Corinthians de Mano Menezes dá vexame na inauguração do “Fielzão”

torcida fielzão

O Figueirense, até então último colocado do campeonato, surpreendeu ao vencer o Corinthians, por um a zero, numa partida indigna da beleza do “Fielzão”, estádio inaugurado, oficialmente, hoje, menos de um mês da abertura da Copa do Mundo.

Vale lembrar que o Timão conseguiu não marcar gol numa zaga formada por Marquinhos e Thiago Heleno, o que, por si, é uma proeza.

Mais um vexame, dos tantos, na carreira do empresário Mano Menezes, também treinador da equipe.

Na primeira etapa, absolutamente nada aconteceu no gramado, obrigando os torcedores a se divertirem mais com postagens de fotos na internet do que com o que se via de ambas as equipes.

Somente Guerrero, quase sem ajuda, teve algum destaque.

Antes da virada, uma chuva de granizo fortíssima acabou por ser um teste inesperado, entre tantos, que o estádio alvinegro superou.

De se lamentar, apenas, uma espécie de “alambrado” improvisado, e feio, num estádio projetado para não ter divisões, colocado pela diretoria do clube, com medo óbvio de ver a torcida adversária ser agredida por animais das “organizadas”.

Logo no início do segundo tempo, após receber bola da direita, Giovanni Augusto, para perplexidade da Fiel, bateu cruzado, assinalando o primeiro gol oficial do “Fielzão”.

Sem dúvida, apesar de amargo para o Timão, um momento histórico.

Por pouco não saiu o segundo gol, na sequencia, quando Wellington, de carrinho, colocou a bola no fundo da rede de Cassio, mas a arbitragem, acertadamente, marcou impedimento.

Tendo que partir para cima na tentativa de evitar o vexame, o Corinthians criou sua primeira chance aos 9 minutos, com Guilherme concluindo cruzamento de Fagner sobre o travessão.

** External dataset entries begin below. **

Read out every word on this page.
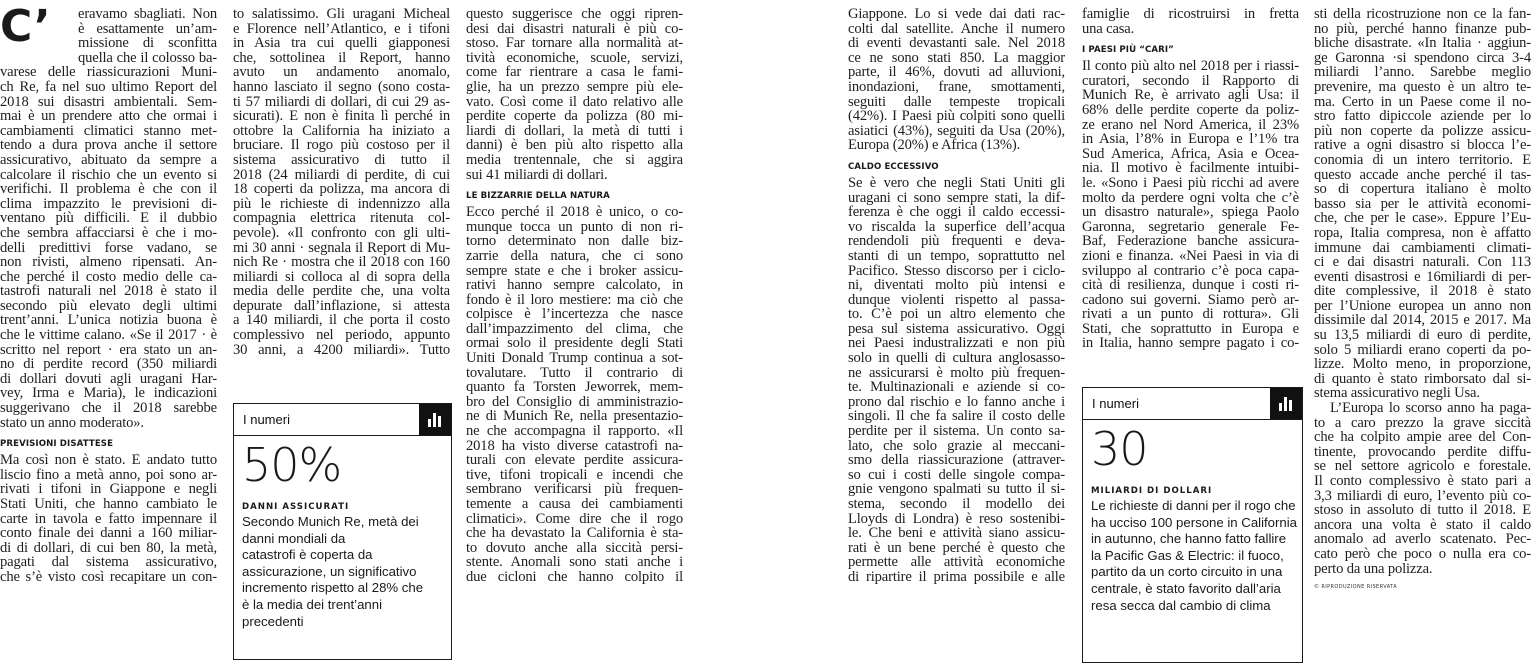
C’ eravamo sbagliati. Non
è esattamente un’am-
missione di sconfitta
quella che il colosso ba-
varese delle riassicurazioni Muni-
ch Re, fa nel suo ultimo Report del
2018 sui disastri ambientali. Sem-
mai è un prendere atto che ormai i
cambiamenti climatici stanno met-
tendo a dura prova anche il settore
assicurativo, abituato da sempre a
calcolare il rischio che un evento si
verifichi. Il problema è che con il
clima impazzito le previsioni di-
ventano più difficili. E il dubbio
che sembra affacciarsi è che i mo-
delli predittivi forse vadano, se
non rivisti, almeno ripensati. An-
che perché il costo medio delle ca-
tastrofi naturali nel 2018 è stato il
secondo più elevato degli ultimi
trent’anni. L’unica notizia buona è
che le vittime calano. «Se il 2017 · è
scritto nel report · era stato un an-
no di perdite record (350 miliardi
di dollari dovuti agli uragani Har-
vey, Irma e Maria), le indicazioni
suggerivano che il 2018 sarebbe
stato un anno moderato».
PREVISIONI DISATTESE
Ma così non è stato. È andato tutto
liscio fino a metà anno, poi sono ar-
rivati i tifoni in Giappone e negli
Stati Uniti, che hanno cambiato le
carte in tavola e fatto impennare il
conto finale dei danni a 160 miliar-
di di dollari, di cui ben 80, la metà,
pagati dal sistema assicurativo,
che s’è visto così recapitare un con-
to salatissimo. Gli uragani Micheal
e Florence nell’Atlantico, e i tifoni
in Asia tra cui quelli giapponesi
che, sottolinea il Report, hanno
avuto un andamento anomalo,
hanno lasciato il segno (sono costa-
ti 57 miliardi di dollari, di cui 29 as-
sicurati). E non è finita lì perché in
ottobre la California ha iniziato a
bruciare. Il rogo più costoso per il
sistema assicurativo di tutto il
2018 (24 miliardi di perdite, di cui
18 coperti da polizza, ma ancora di
più le richieste di indennizzo alla
compagnia elettrica ritenuta col-
pevole). «Il confronto con gli ulti-
mi 30 anni · segnala il Report di Mu-
nich Re · mostra che il 2018 con 160
miliardi si colloca al di sopra della
media delle perdite che, una volta
depurate dall’inflazione, si attesta
a 140 miliardi, il che porta il costo
complessivo nel periodo, appunto
30 anni, a 4200 miliardi». Tutto
I numeri
50%
DANNI ASSICURATI
Secondo Munich Re, metà dei
danni mondiali da
catastrofi è coperta da
assicurazione, un significativo
incremento rispetto al 28% che
è la media dei trent’anni
precedenti
questo suggerisce che oggi ripren-
desi dai disastri naturali è più co-
stoso. Far tornare alla normalità at-
tività economiche, scuole, servizi,
come far rientrare a casa le fami-
glie, ha un prezzo sempre più ele-
vato. Così come il dato relativo alle
perdite coperte da polizza (80 mi-
liardi di dollari, la metà di tutti i
danni) è ben più alto rispetto alla
media trentennale, che si aggira
sui 41 miliardi di dollari.
LE BIZZARRIE DELLA NATURA
Ecco perché il 2018 è unico, o co-
munque tocca un punto di non ri-
torno determinato non dalle biz-
zarrie della natura, che ci sono
sempre state e che i broker assicu-
rativi hanno sempre calcolato, in
fondo è il loro mestiere: ma ciò che
colpisce è l’incertezza che nasce
dall’impazzimento del clima, che
ormai solo il presidente degli Stati
Uniti Donald Trump continua a sot-
tovalutare. Tutto il contrario di
quanto fa Torsten Jeworrek, mem-
bro del Consiglio di amministrazio-
ne di Munich Re, nella presentazio-
ne che accompagna il rapporto. «Il
2018 ha visto diverse catastrofi na-
turali con elevate perdite assicura-
tive, tifoni tropicali e incendi che
sembrano verificarsi più frequen-
temente a causa dei cambiamenti
climatici». Come dire che il rogo
che ha devastato la California è sta-
to dovuto anche alla siccità persi-
stente. Anomali sono stati anche i
due cicloni che hanno colpito il
Giappone. Lo si vede dai dati rac-
colti dal satellite. Anche il numero
di eventi devastanti sale. Nel 2018
ce ne sono stati 850. La maggior
parte, il 46%, dovuti ad alluvioni,
inondazioni, frane, smottamenti,
seguiti dalle tempeste tropicali
(42%). I Paesi più colpiti sono quelli
asiatici (43%), seguiti da Usa (20%),
Europa (20%) e Africa (13%).
CALDO ECCESSIVO
Se è vero che negli Stati Uniti gli
uragani ci sono sempre stati, la dif-
ferenza è che oggi il caldo eccessi-
vo riscalda la superfice dell’acqua
rendendoli più frequenti e deva-
stanti di un tempo, soprattutto nel
Pacifico. Stesso discorso per i ciclo-
ni, diventati molto più intensi e
dunque violenti rispetto al passa-
to. C’è poi un altro elemento che
pesa sul sistema assicurativo. Oggi
nei Paesi industralizzati e non più
solo in quelli di cultura anglosasso-
ne assicurarsi è molto più frequen-
te. Multinazionali e aziende si co-
prono dal rischio e lo fanno anche i
singoli. Il che fa salire il costo delle
perdite per il sistema. Un conto sa-
lato, che solo grazie al meccani-
smo della riassicurazione (attraver-
so cui i costi delle singole compa-
gnie vengono spalmati su tutto il si-
stema, secondo il modello dei
Lloyds di Londra) è reso sostenibi-
le. Che beni e attività siano assicu-
rati è un bene perché è questo che
permette alle attività economiche
di ripartire il prima possibile e alle
famiglie di ricostruirsi in fretta
una casa.
I PAESI PIÙ “CARI”
Il conto più alto nel 2018 per i riassi-
curatori, secondo il Rapporto di
Munich Re, è arrivato agli Usa: il
68% delle perdite coperte da poliz-
ze erano nel Nord America, il 23%
in Asia, l’8% in Europa e l’1% tra
Sud America, Africa, Asia e Ocea-
nia. Il motivo è facilmente intuibi-
le. «Sono i Paesi più ricchi ad avere
molto da perdere ogni volta che c’è
un disastro naturale», spiega Paolo
Garonna, segretario generale Fe-
Baf, Federazione banche assicura-
zioni e finanza. «Nei Paesi in via di
sviluppo al contrario c’è poca capa-
cità di resilienza, dunque i costi ri-
cadono sui governi. Siamo però ar-
rivati a un punto di rottura». Gli
Stati, che soprattutto in Europa e
in Italia, hanno sempre pagato i co-
I numeri
30
MILIARDI DI DOLLARI
Le richieste di danni per il rogo che
ha ucciso 100 persone in California
in autunno, che hanno fatto fallire
la Pacific Gas & Electric: il fuoco,
partito da un corto circuito in una
centrale, è stato favorito dall’aria
resa secca dal cambio di clima
sti della ricostruzione non ce la fan-
no più, perché hanno finanze pub-
bliche disastrate. «In Italia · aggiun-
ge Garonna ·si spendono circa 3-4
miliardi l’anno. Sarebbe meglio
prevenire, ma questo è un altro te-
ma. Certo in un Paese come il no-
stro fatto dipiccole aziende per lo
più non coperte da polizze assicu-
rative a ogni disastro si blocca l’e-
conomia di un intero territorio. E
questo accade anche perché il tas-
so di copertura italiano è molto
basso sia per le attività economi-
che, che per le case». Eppure l’Eu-
ropa, Italia compresa, non è affatto
immune dai cambiamenti climati-
ci e dai disastri naturali. Con 113
eventi disastrosi e 16miliardi di per-
dite complessive, il 2018 è stato
per l’Unione europea un anno non
dissimile dal 2014, 2015 e 2017. Ma
su 13,5 miliardi di euro di perdite,
solo 5 miliardi erano coperti da po-
lizze. Molto meno, in proporzione,
di quanto è stato rimborsato dal si-
stema assicurativo negli Usa.
L’Europa lo scorso anno ha paga-
to a caro prezzo la grave siccità
che ha colpito ampie aree del Con-
tinente, provocando perdite diffu-
se nel settore agricolo e forestale.
Il conto complessivo è stato pari a
3,3 miliardi di euro, l’evento più co-
stoso in assoluto di tutto il 2018. E
ancora una volta è stato il caldo
anomalo ad averlo scatenato. Pec-
cato però che poco o nulla era co-
perto da una polizza.
© RIPRODUZIONE RISERVATA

Na pressão, aos 15 minutos, Jadson arriscou da entrada da área, mas Thiago fez grande defesa.

Um minuto depois, novamente o arqueiro do Figueira se portou bem em batida de Guilherme.

Com o passar do tempo, o ímpeto alvinegro, inexplicavelmente, foi caíndo, facilitando a vida do Figueirense, que nem precisava se esforçar muito para garantir o resultado.

Se a arbitragem tivesse expulsado o zagueiro Cleber, após mais um de seus atos de pouca inteligência, ao dar uma cotovelada no avante catarinense caido no chão, as coisas teriam ficado ainda mais complicadas.

No final, frustrados, muitos dos mais de 36 mil pagantes tiveram a certeza de que, apesar da realização do sonho do estádio, falta ao Corinthians um time de futebol digno de representar o clube na nova casa.